Jews and Christians also have many similar enemies. This is especially vivid in today’s global events where Christians are being imprisoned, threatened, and slaughtered. The main reason Jews are not also being imprisoned, threatened, and slaughtered in these places is because we have largely left and come home. Current events playing out before our eyes prove the veracity of the saying, first they come for the Saturday people and then for the Sunday people. As a Jew, what’s happening to Christians throughout the Islamic Middle East and Africa is an affront.
I have been blessed the past several years to be part of a trend that’s meaningful, important, and heartwarming. Through Heart to Heart, a program I founded and have the privilege of growing and directing, I have brought thousands of people to do something extraordinary while in Israel: donate blood. There is much symbolism in this selfless act, and the emotion driving it is sincere and deep. For those who cannot donate blood in Israel in person, many participate in a “virtual blood donation” program, providing support to be sure Israel always has a safe and plentiful blood supply to save lives of all Israelis and, many non-Israelis as well.
I understand the clear calling upon Christians to bless Israel according to God’s mandate in Genesis 12:3. As much as so many Christians do this with a full heart, the blessings I have received from my relationships with so many Christians are vastly greater.

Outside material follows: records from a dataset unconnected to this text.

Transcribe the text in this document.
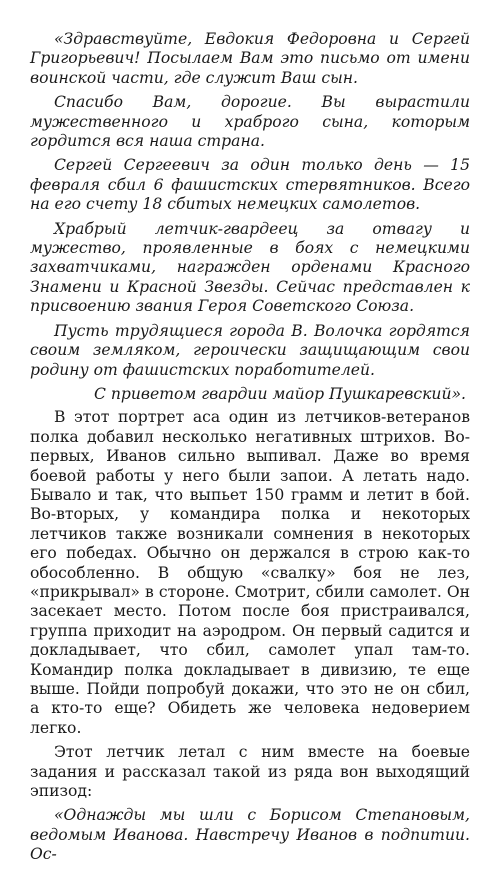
«Здравствуйте, Евдокия Федоровна и Сергей Григорьевич! Посылаем Вам это письмо от имени воинской части, где служит Ваш сын.

Спасибо Вам, дорогие. Вы вырастили мужественного и храброго сына, которым гордится вся наша страна.

Сергей Сергеевич за один только день — 15 февраля сбил 6 фашистских стервятников. Всего на его счету 18 сбитых немецких самолетов.

Храбрый летчик-гвардеец за отвагу и мужество, проявленные в боях с немецкими захватчиками, награжден орденами Красного Знамени и Красной Звезды. Сейчас представлен к присвоению звания Героя Советского Союза.

Пусть трудящиеся города В. Волочка гордятся своим земляком, героически защищающим свои родину от фашистских поработителей.

С приветом гвардии майор Пушкаревский».

В этот портрет аса один из летчиков-ветеранов полка добавил несколько негативных штрихов. Во-первых, Иванов сильно выпивал. Даже во время боевой работы у него были запои. А летать надо. Бывало и так, что выпьет 150 грамм и летит в бой. Во-вторых, у командира полка и некоторых летчиков также возникали сомнения в некоторых его победах. Обычно он держался в строю как-то обособленно. В общую «свалку» боя не лез, «прикрывал» в стороне. Смотрит, сбили самолет. Он засекает место. Потом после боя пристраивался, группа приходит на аэродром. Он первый садится и докладывает, что сбил, самолет упал там-то. Командир полка докладывает в дивизию, те еще выше. Пойди попробуй докажи, что это не он сбил, а кто-то еще? Обидеть же человека недоверием легко.

Этот летчик летал с ним вместе на боевые задания и рассказал такой из ряда вон выходящий эпизод:

«Однажды мы шли с Борисом Степановым, ведомым Иванова. Навстречу Иванов в подпитии. Ос-
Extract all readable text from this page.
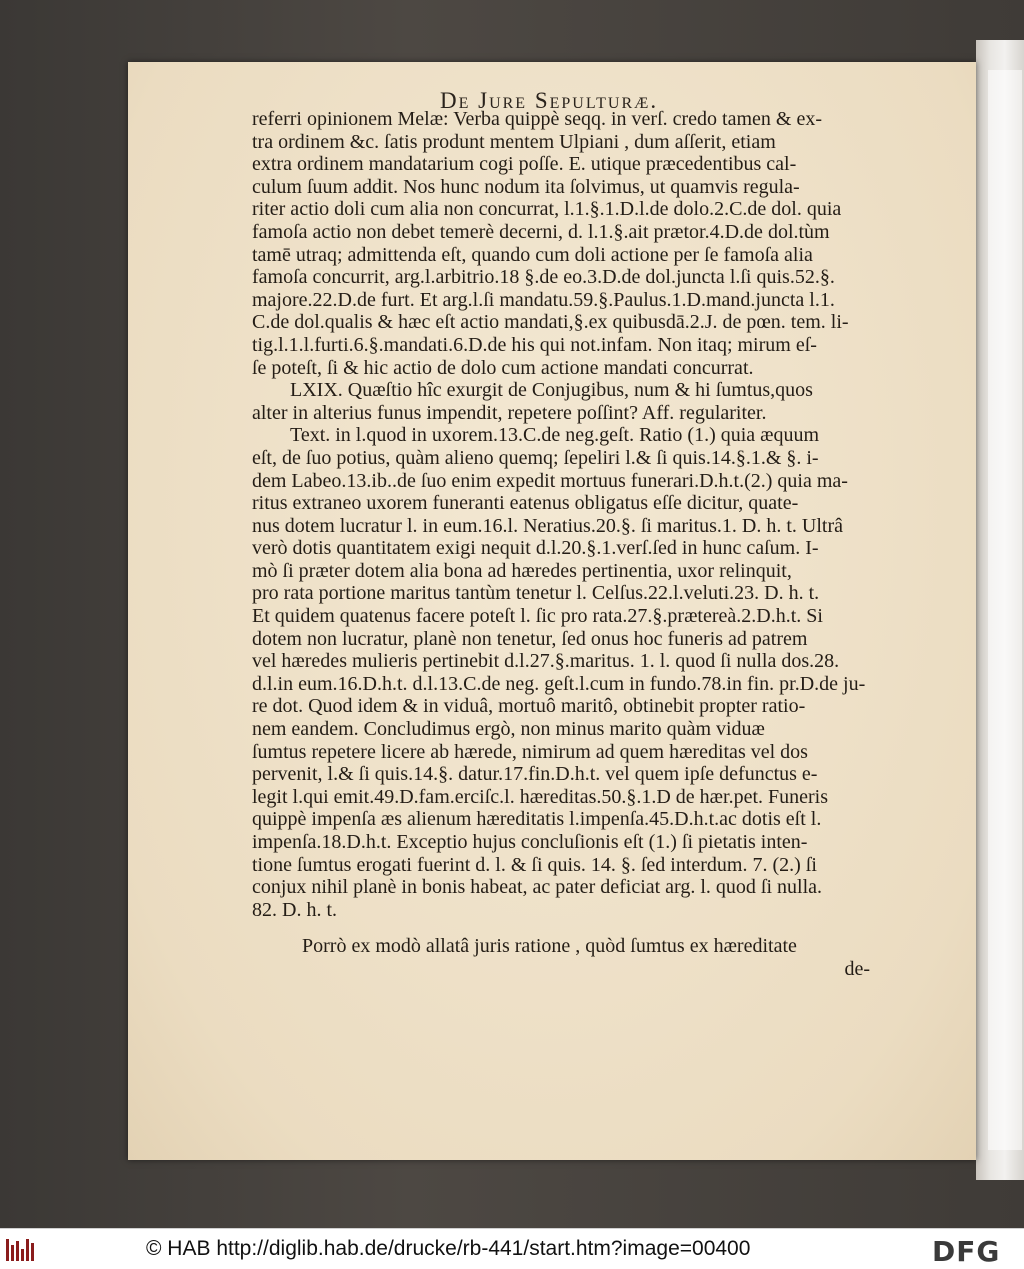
De Jure Sepulturæ.
referri opinionem Melæ: Verba quippè seqq. in verſ. credo tamen & ex-
tra ordinem &c. ſatis produnt mentem Ulpiani , dum aſſerit, etiam
extra ordinem mandatarium cogi poſſe. E. utique præcedentibus cal-
culum ſuum addit. Nos hunc nodum ita ſolvimus, ut quamvis regula-
riter actio doli cum alia non concurrat, l.1.§.1.D.l.de dolo.2.C.de dol. quia
famoſa actio non debet temerè decerni, d. l.1.§.ait prætor.4.D.de dol.tùm
tamē utraq; admittenda eſt, quando cum doli actione per ſe famoſa alia
famoſa concurrit, arg.l.arbitrio.18 §.de eo.3.D.de dol.juncta l.ſi quis.52.§.
majore.22.D.de furt. Et arg.l.ſi mandatu.59.§.Paulus.1.D.mand.juncta l.1.
C.de dol.qualis & hæc eſt actio mandati,§.ex quibusdā.2.J. de pœn. tem. li-
tig.l.1.l.furti.6.§.mandati.6.D.de his qui not.infam. Non itaq; mirum eſ-
ſe poteſt, ſi & hic actio de dolo cum actione mandati concurrat.
LXIX. Quæſtio hîc exurgit de Conjugibus, num & hi ſumtus,quos
alter in alterius funus impendit, repetere poſſint? Aff. regulariter.
Text. in l.quod in uxorem.13.C.de neg.geſt. Ratio (1.) quia æquum
eſt, de ſuo potius, quàm alieno quemq; ſepeliri l.& ſi quis.14.§.1.& §. i-
dem Labeo.13.ib..de ſuo enim expedit mortuus funerari.D.h.t.(2.) quia ma-
ritus extraneo uxorem funeranti eatenus obligatus eſſe dicitur, quate-
nus dotem lucratur l. in eum.16.l. Neratius.20.§. ſi maritus.1. D. h. t. Ultrâ
verò dotis quantitatem exigi nequit d.l.20.§.1.verſ.ſed in hunc caſum. I-
mò ſi præter dotem alia bona ad hæredes pertinentia, uxor relinquit,
pro rata portione maritus tantùm tenetur l. Celſus.22.l.veluti.23. D. h. t.
Et quidem quatenus facere poteſt l. ſic pro rata.27.§.prætereà.2.D.h.t. Si
dotem non lucratur, planè non tenetur, ſed onus hoc funeris ad patrem
vel hæredes mulieris pertinebit d.l.27.§.maritus. 1. l. quod ſi nulla dos.28.
d.l.in eum.16.D.h.t. d.l.13.C.de neg. geſt.l.cum in fundo.78.in fin. pr.D.de ju-
re dot. Quod idem & in viduâ, mortuô maritô, obtinebit propter ratio-
nem eandem. Concludimus ergò, non minus marito quàm viduæ
ſumtus repetere licere ab hærede, nimirum ad quem hæreditas vel dos
pervenit, l.& ſi quis.14.§. datur.17.fin.D.h.t. vel quem ipſe defunctus e-
legit l.qui emit.49.D.fam.erciſc.l. hæreditas.50.§.1.D de hær.pet. Funeris
quippè impenſa æs alienum hæreditatis l.impenſa.45.D.h.t.ac dotis eſt l.
impenſa.18.D.h.t. Exceptio hujus concluſionis eſt (1.) ſi pietatis inten-
tione ſumtus erogati fuerint d. l. & ſi quis. 14. §. ſed interdum. 7. (2.) ſi
conjux nihil planè in bonis habeat, ac pater deficiat arg. l. quod ſi nulla.
82. D. h. t.
Porrò ex modò allatâ juris ratione , quòd ſumtus ex hæreditate
de-
© HAB http://diglib.hab.de/drucke/rb-441/start.htm?image=00400	DFG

Because of the past, it’s understandable that Jews would think twice about engaging with Christians, albeit those who represent a very different church than that of the past. However, I believe we are seeing the prophecy of Isaiah 60:14 being fulfilled — The children of your oppressors will come bowing before you; all who despise you will bow down at your feet and will call you the City of the LORD, Zion of the Holy One of Israel.
I’m often asked why as an Orthodox Jew I would show up at events like these, write and speak to Christian audiences, visit churches, etc., or why even to care. My answer is simple. I explain that when someone loves us unconditionally and embraces us wholeheartedly, my only answer is to love and embrace them back.
So to all the wonderful Christian visitors in Jerusalem this week, when you see a Jewish guy with a kippah (head covering) and the back of a shirt that says “I’m here because I love you back,” it’s me. Please come give me a hug.
And to fellow Jews, please come join me.